Summary
- Vodafone Greece and PPC Group have entered heads of terms for a possible 50:50 fibre joint venture.
- The proposed JV would combine FTTH and wholesale fibre businesses covering more than 1.6 million homes.
- Greece shows how telecoms and utility groups are using shared infrastructure models to manage fibre investment.
Vodafone Greece and PPC Group are exploring a 50:50 fibre joint venture in Greece, in a proposed deal that would combine their fibre-to-the-home networks and wholesale fibre businesses.
The companies have entered into heads of terms for the potential joint venture, which would cover more than 1.6 million homes on a combined basis. The planned business would provide wholesale open access to internet service providers in Greece, subject to due diligence, binding transaction documents, customary conditions, and regulatory approvals.

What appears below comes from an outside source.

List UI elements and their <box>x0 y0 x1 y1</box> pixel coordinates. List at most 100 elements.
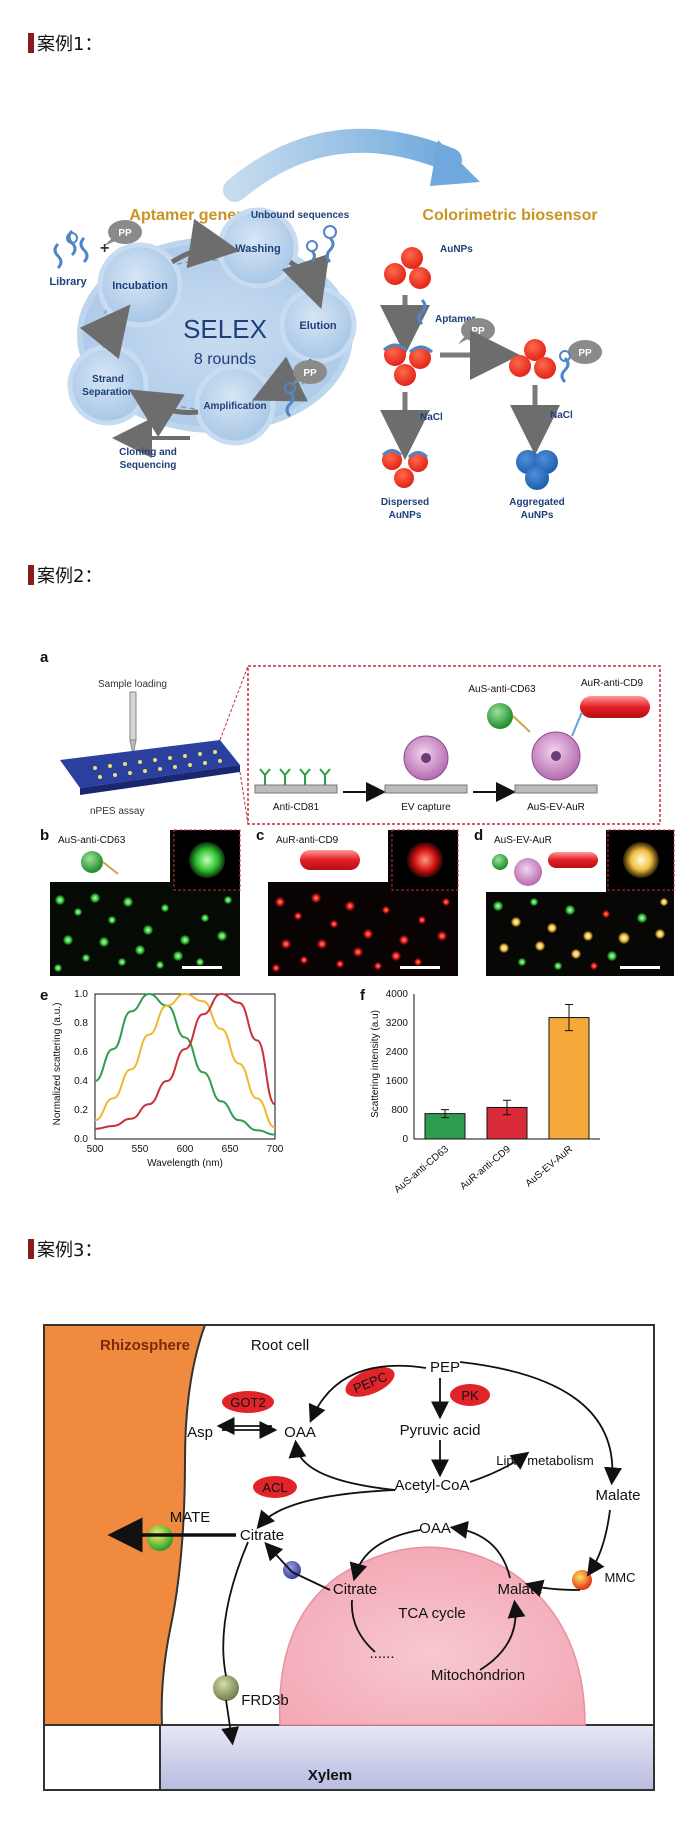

Vodafone has said there is no certainty that a transaction will be agreed. That caution is warranted, because fibre joint ventures can carry attractive infrastructure logic while still requiring agreement on valuation, governance, access terms, competition treatment, operational integration, and future capital commitments.
The proposed deal brings together a telecoms operator and an integrated utility group. PPC is active across electricity generation, distribution, supply, and energy services in Southeastern Europe. Vodafone brings telecoms infrastructure, wholesale network experience, and a broader European connectivity footprint.
That pairing reflects a wider shift in European fibre markets. Full-fibre rollout is capital-intensive, and returns depend on take-up, wholesale demand, construction efficiency, and regulatory stability. Telecoms companies have increasingly looked for infrastructure partnerships, carve-outs, tower-style structures, and shared-build models to reduce balance-sheet pressure while continuing network deployment.
Utilities can be useful partners because they already own infrastructure, understand rights of way, operate field workforces, and sit inside local energy and planning systems. Their involvement also reflects the convergence of digital and energy infrastructure. Fibre networks support business connectivity, smart grids, industrial sites, public services, and cloud access, while utilities are also becoming digital-platform operators in their own right.
The Greek market has its own dynamics. Fibre coverage and take-up are critical to digital competitiveness, particularly for cloud services, public administration, business software, remote work, and tourism-related services. A wholesale open-access model could allow multiple internet service providers to use the same infrastructure rather than duplicating civil works in areas where the economics are already challenging.
Regulators will still need to examine whether the structure improves investment and access without weakening competition. Open access only works if commercial terms, operational processes, and governance allow meaningful use by rival providers. The ownership structure will also need to avoid incentives that favour the shareholders’ retail arms over other wholesale customers.
The transaction sits within a broader European pattern in which digital infrastructure is being separated, shared, and financed through models that look less like traditional telecoms competition and more like long-life infrastructure investment. That can accelerate deployment, but it also shifts market power into wholesale platforms that need strong oversight.
If agreed, the Vodafone-PPC joint venture would be more than a Greek broadband transaction. It would be another example of how Europe’s connectivity build-out is being shaped by capital discipline, utility convergence, and the search for investment models that can carry fibre deeper into national economies.